Kirchengeschichte: Neuzeit

Autor/Hrsg.:

Seidel, Thomas A., u. Christopher Spehr [Hrsg.]

Titel/Untertitel:

Das evangelische Pfarrhaus. Mythos und Wirklichkeit.

Verlag:

Leipzig: Evangelische Verlagsanstalt 2013. 224 S. m. zahlr. Abb. Kart. EUR 24,00. ISBN 978-3-374-03341-6.

Rezensent:

Birgit Weyel

»Leben nach Luther.« Unter diesem Titel hat das Deutsche Historische Museum in Berlin eine Ausstellung zur Kulturgeschichte des evangelischen Pfarrhauses gezeigt (25. Oktober 2013 – 2. März 2014). Die von dem Vorsitzenden der Gesellschaft für thüringische Kirchengeschichte e. V. und Vorstand der Internationalen Martin Luther Stiftung Thomas A. Seidel und dem Jenaer Kirchenhistoriker Christopher Spehr herausgegebene Aufsatzsammlung zitiert auf dem Titelblatt den Katalog zur Ausstellung mit einem Bild von Johann Peter Hasenclever, Die Pfarrerskinder (1847), und verweist damit auf die Ausstellung. Die vorgelegten Beiträge sind im Zusammenhang eines Kolloquiums in Jena anlässlich der Emeritierung der Kulturwissenschaftlerin Christel Köhle-Hezinger im Jahr 2011 entstanden und verdanken sich der langjährigen kulturgeschichtlich geprägten Auseinandersetzung mit dem Thema Pfarrhaus im Umfeld der Gesellschaft für Thüringische Kirchengeschichte e.

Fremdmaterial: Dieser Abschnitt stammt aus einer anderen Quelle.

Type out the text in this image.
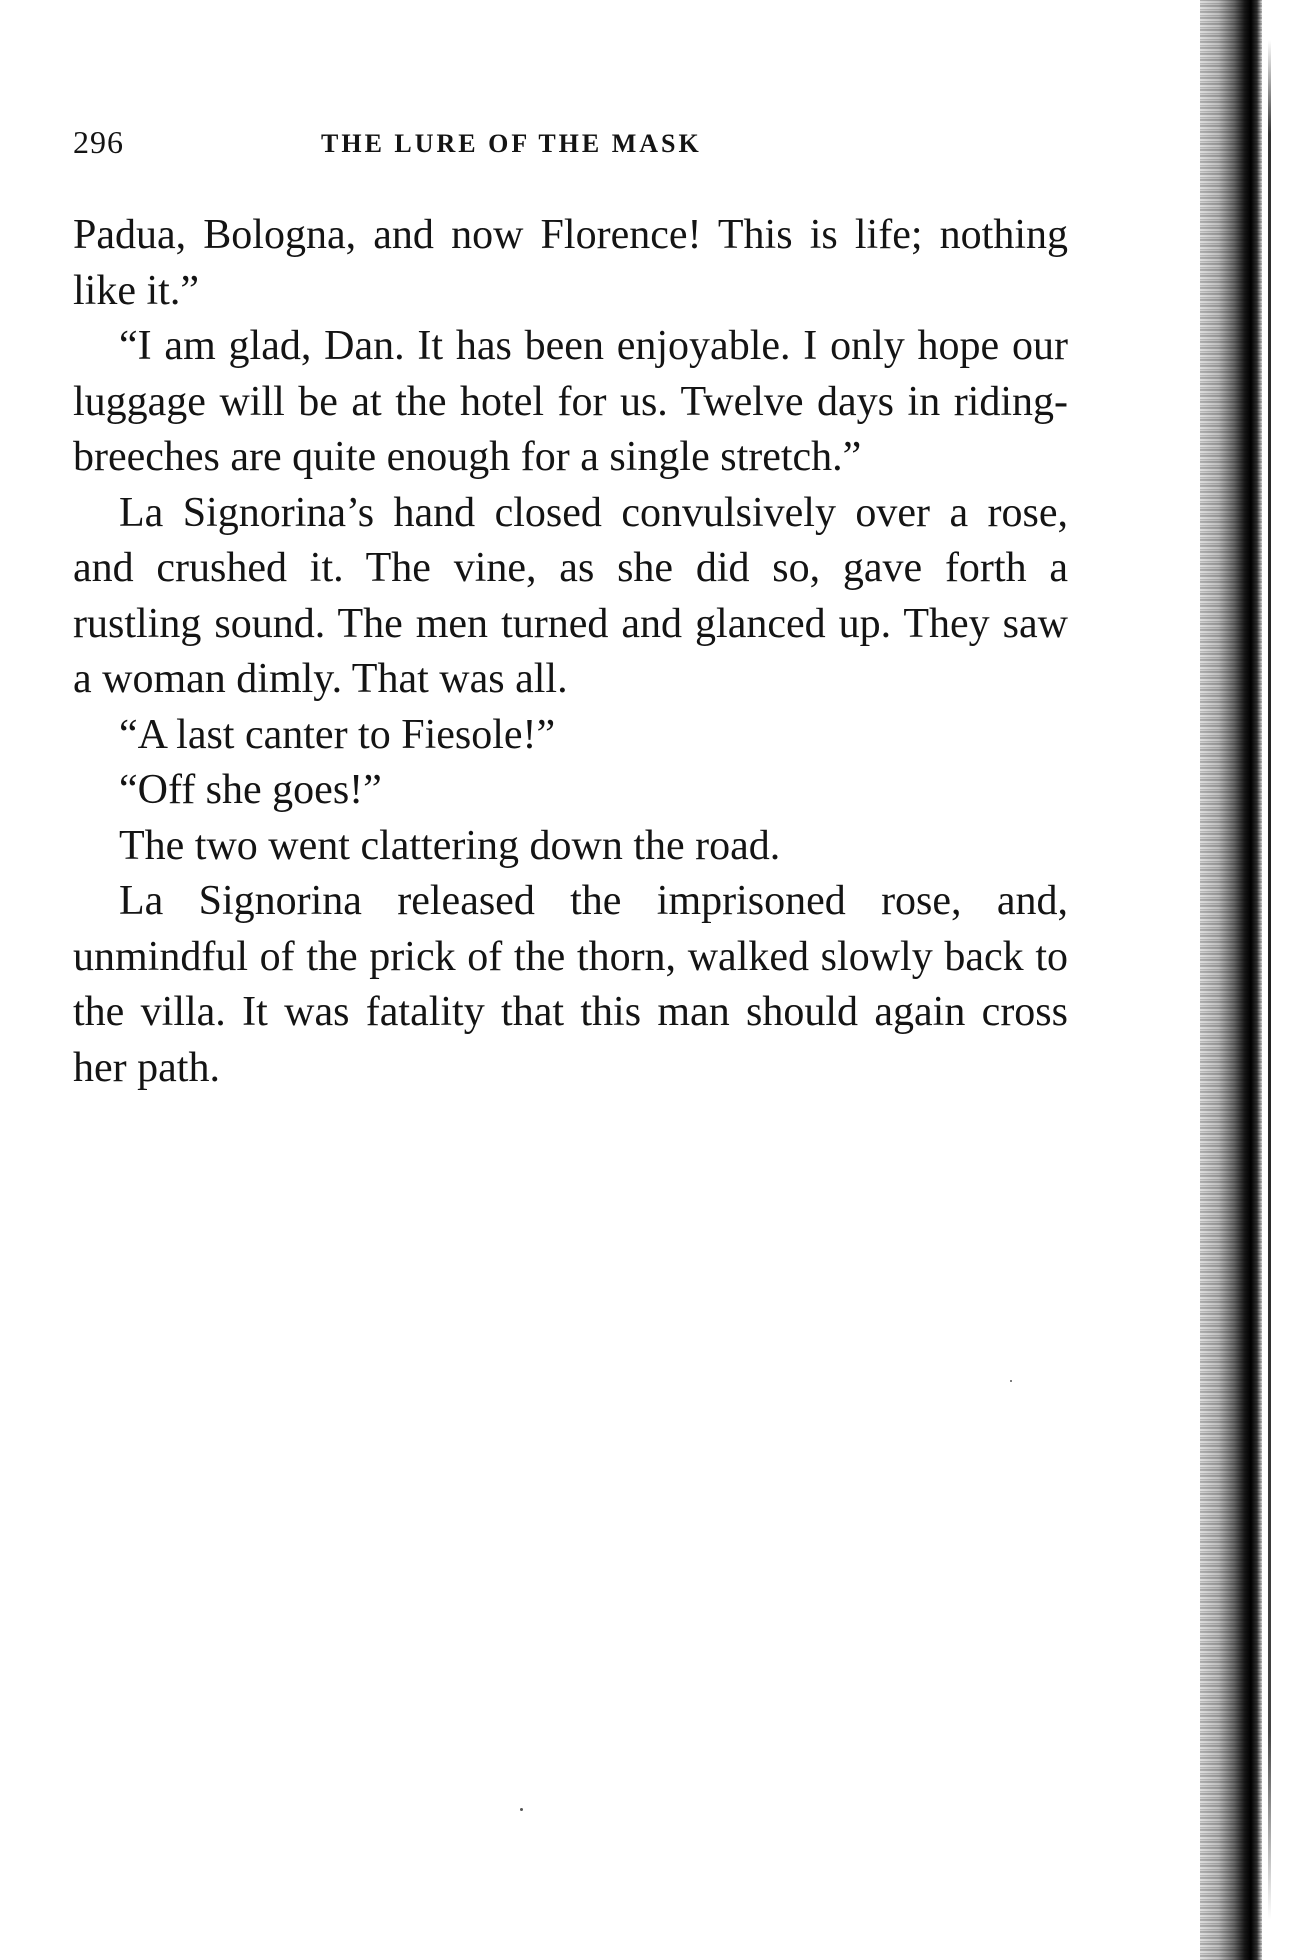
296	THE LURE OF THE MASK

Padua, Bologna, and now Florence! This is life; nothing like it.”

“I am glad, Dan. It has been enjoyable. I only hope our luggage will be at the hotel for us. Twelve days in riding-breeches are quite enough for a single stretch.”

La Signorina’s hand closed convulsively over a rose, and crushed it. The vine, as she did so, gave forth a rustling sound. The men turned and glanced up. They saw a woman dimly. That was all.

“A last canter to Fiesole!”

“Off she goes!”

The two went clattering down the road.

La Signorina released the imprisoned rose, and, unmindful of the prick of the thorn, walked slowly back to the villa. It was fatality that this man should again cross her path.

V., der Internationalen Martin Luther Stiftung und der genannten Ausstellung.
Das Buch ist in drei Rubriken gegliedert: I. Kirchen- und kulturhistorische Zugänge, II. Zeitgenössische Entwicklungen und III. Perspektiven im 21. Jahrhundert. Die Beiträge vertreten ein breites Spektrum an Zugängen zum Pfarrhaus.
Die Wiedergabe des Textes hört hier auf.